Além desses dois trens, o país tem também mais de uma dezena de trens turísticos em operação, concentrados basicamente nas regiões Sudeste e Sul, que têm a melhor malha ferroviária. Por quais motivos isso nunca se modificou?
Sul e Sudeste sempre foram as regiões com melhor malha, incluindo aí CPTM, Supervia, Metrô. Há algo muito sazonal no Nordeste, como o Trem do Forró, e o restante [do país] não tem nada. Quando alguém começa [a oferecer rotas turísticas] faz a primeira, segunda viagem e desaparece. Há muito amadorismo nisso. A ABPF [Associação Brasileira de Preservação Ferroviária] tem um sistema que funciona bastante bem. Mas, antes disso, durante os primeiros 20 anos apanharam muito. O problema é que muitos que tentam fazer algo querem deixar de apanhar com dois anos de existência e não é assim que as coisas são. A manutenção de uma linha é muito cara. Se o trem circula no verão, o mato cresce muito, por exemplo, e isso gera custo. Por isso, iniciativas começam e acabam com uma rapidez enorme.

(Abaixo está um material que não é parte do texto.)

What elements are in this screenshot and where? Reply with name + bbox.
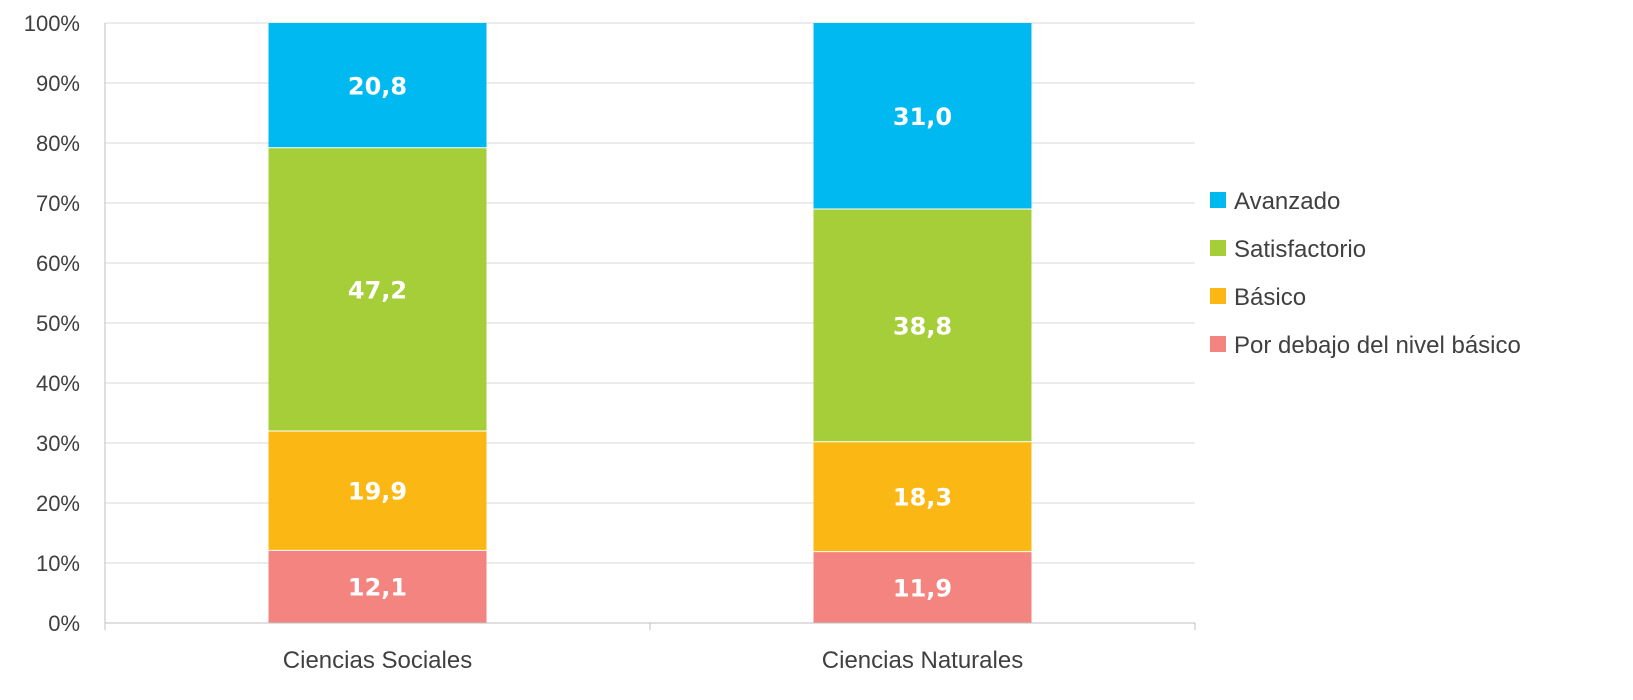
- y-tick-label: 100%: [24, 11, 80, 36]
- data-label: 11,9: [893, 574, 952, 602]
- y-tick-label: 50%: [36, 311, 80, 336]
- data-label: 20,8: [348, 72, 407, 100]
- y-tick-label: 30%: [36, 431, 80, 456]
- bar-segment: [268, 550, 487, 623]
- legend-swatch: [1210, 240, 1226, 256]
- y-tick-label: 80%: [36, 131, 80, 156]
- y-tick-label: 0%: [48, 611, 80, 636]
- data-label: 19,9: [348, 478, 407, 506]
- bar-segment: [268, 147, 487, 432]
- legend-swatch: [1210, 336, 1226, 352]
- bar-segment: [268, 23, 487, 148]
- bar-segment: [813, 441, 1032, 552]
- bar-segment: [813, 23, 1032, 209]
- legend-label: Avanzado: [1234, 188, 1340, 215]
- bar-segment: [813, 551, 1032, 623]
- bar-segment: [813, 209, 1032, 442]
- y-tick-label: 90%: [36, 71, 80, 96]
- bars: 12,1 19,9 47,2 20,8 11,9 18,3 38,8 31,0: [268, 23, 1032, 623]
- legend: Avanzado Satisfactorio Básico Por debajo de…: [1210, 188, 1521, 359]
- x-category-label: Ciencias Sociales: [283, 647, 472, 674]
- y-tick-label: 70%: [36, 191, 80, 216]
- y-tick-label: 40%: [36, 371, 80, 396]
- legend-label: Básico: [1234, 284, 1306, 311]
- x-category-label: Ciencias Naturales: [822, 647, 1023, 674]
- legend-label: Satisfactorio: [1234, 236, 1366, 263]
- data-label: 47,2: [348, 276, 407, 304]
- legend-label: Por debajo del nivel básico: [1234, 332, 1521, 359]
- y-tick-label: 10%: [36, 551, 80, 576]
- y-tick-label: 20%: [36, 491, 80, 516]
- legend-swatch: [1210, 288, 1226, 304]
- data-label: 18,3: [893, 484, 952, 512]
- legend-swatch: [1210, 192, 1226, 208]
- data-label: 38,8: [893, 312, 952, 340]
- data-label: 31,0: [893, 103, 952, 131]
- x-axis: Ciencias Sociales Ciencias Naturales: [104, 622, 1196, 674]
- data-label: 12,1: [348, 574, 407, 602]
- y-tick-label: 60%: [36, 251, 80, 276]
- y-axis: 0% 10% 20% 30% 40% 50% 60% 70% 80% 90% 100%: [24, 11, 106, 636]
- bar-segment: [268, 431, 487, 551]
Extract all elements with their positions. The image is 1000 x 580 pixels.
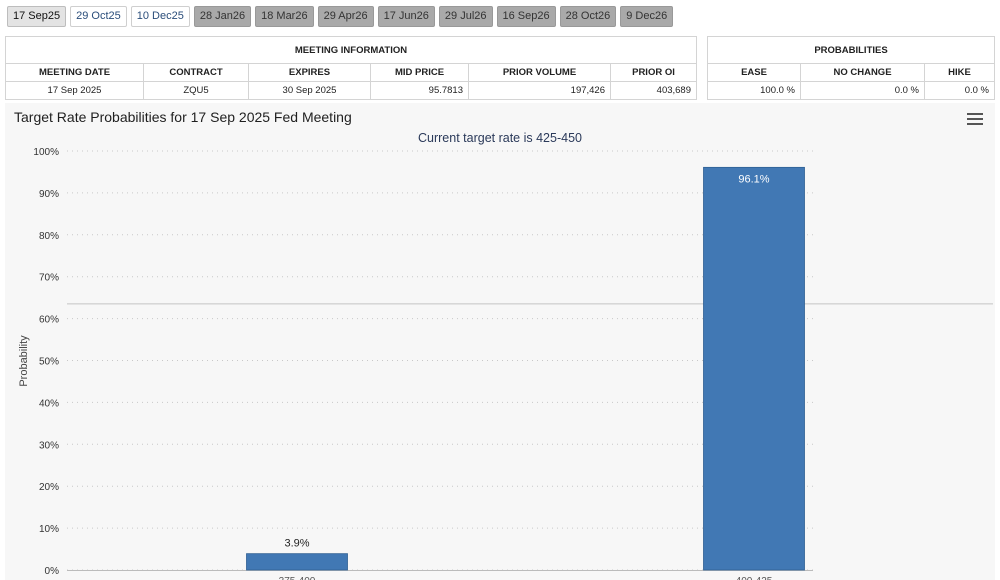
col-no-change: NO CHANGE <box>800 63 925 82</box>
tab-meeting-8: 16 Sep26 <box>496 6 556 27</box>
x-tick-label: 375-400 <box>279 576 316 580</box>
meeting-information-title: MEETING INFORMATION <box>5 36 697 64</box>
no-change-value: 0.0 % <box>800 81 925 100</box>
col-mid-price: MID PRICE <box>370 63 469 82</box>
hamburger-menu-icon[interactable] <box>967 113 983 125</box>
meeting-date-value: 17 Sep 2025 <box>5 81 144 100</box>
tab-meeting-7: 29 Jul26 <box>438 6 493 27</box>
col-hike: HIKE <box>924 63 995 82</box>
bar-400-425 <box>703 166 805 571</box>
tab-meeting-6: 17 Jun26 <box>377 6 435 27</box>
bar-375-400 <box>246 553 348 571</box>
tab-meeting-5: 29 Apr26 <box>317 6 374 27</box>
tab-meeting-0[interactable]: 17 Sep25 <box>7 6 67 27</box>
mid-price-value: 95.7813 <box>370 81 469 100</box>
col-meeting-date: MEETING DATE <box>5 63 144 82</box>
tab-meeting-4: 18 Mar26 <box>255 6 314 27</box>
probabilities-table: PROBABILITIES EASE NO CHANGE HIKE 100.0 … <box>707 36 995 100</box>
probability-bar-chart: Current target rate is 425-450 0% 10% 20% 30… <box>18 131 993 580</box>
y-tick-label: 70% <box>39 273 59 284</box>
y-tick-label: 60% <box>39 315 59 326</box>
prior-oi-value: 403,689 <box>610 81 697 100</box>
expires-value: 30 Sep 2025 <box>248 81 371 100</box>
probabilities-title: PROBABILITIES <box>707 36 995 64</box>
meeting-information-table: MEETING INFORMATION MEETING DATE CONTRAC… <box>5 36 697 100</box>
col-expires: EXPIRES <box>248 63 371 82</box>
data-label-375-400: 3.9% <box>284 538 309 550</box>
tab-meeting-1[interactable]: 29 Oct25 <box>70 6 127 27</box>
chart-title: Target Rate Probabilities for 17 Sep 202… <box>14 109 352 125</box>
y-tick-label: 30% <box>39 440 59 451</box>
tab-meeting-2[interactable]: 10 Dec25 <box>130 6 190 27</box>
tab-meeting-3: 28 Jan26 <box>193 6 252 27</box>
data-label-400-425: 96.1% <box>738 173 769 185</box>
contract-value: ZQU5 <box>143 81 249 100</box>
tab-meeting-9: 28 Oct26 <box>559 6 617 27</box>
y-tick-label: 0% <box>45 566 60 577</box>
y-tick-label: 10% <box>39 524 59 535</box>
y-tick-label: 20% <box>39 482 59 493</box>
col-contract: CONTRACT <box>143 63 249 82</box>
col-prior-oi: PRIOR OI <box>610 63 697 82</box>
y-tick-label: 100% <box>33 147 59 158</box>
hike-value: 0.0 % <box>924 81 995 100</box>
prior-volume-value: 197,426 <box>468 81 611 100</box>
y-tick-label: 40% <box>39 398 59 409</box>
y-tick-label: 90% <box>39 189 59 200</box>
col-prior-volume: PRIOR VOLUME <box>468 63 611 82</box>
ease-value: 100.0 % <box>707 81 801 100</box>
y-tick-label: 50% <box>39 357 59 368</box>
y-axis-label: Probability <box>18 335 30 387</box>
col-ease: EASE <box>707 63 801 82</box>
tab-meeting-10: 9 Dec26 <box>620 6 674 27</box>
y-tick-label: 80% <box>39 231 59 242</box>
chart-subtitle: Current target rate is 425-450 <box>418 131 582 145</box>
meeting-tabs: 17 Sep25 29 Oct25 10 Dec25 28 Jan26 18 Mar26… <box>7 6 674 27</box>
chart-panel: Target Rate Probabilities for 17 Sep 202… <box>5 103 995 580</box>
x-tick-label: 400-425 <box>736 576 773 580</box>
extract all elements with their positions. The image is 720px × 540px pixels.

E tem outra questão, que é cobrar R$ 100 por viagem, muito caro para o brasileiro. Não é fácil viajar para alguns desses locais e até encontrar hotéis decentes e bons restaurantes em várias cidades com trens turísticos.
O estado contratou um projeto sobre a pré-viabilidade de colocar em operação o Trem Intercidades, entre São Paulo e Americana. É uma alternativa real para os usuários terem mais uma opção de transporte?
Duvido que esse trem saia do papel. Gostaria muito que saísse, principalmente porque é de linha, não turístico, mas sinceramente não acho que vá sair. Quando falam em estudar viabilidade, não entendo. Eles já têm na história 150 anos de viabilidade de um sistema que pararam de oferecer. Querem mais experiência do que isso? Agora eles têm o conhecimento de fazer sem cometer os erros do passado. E nem assim sai.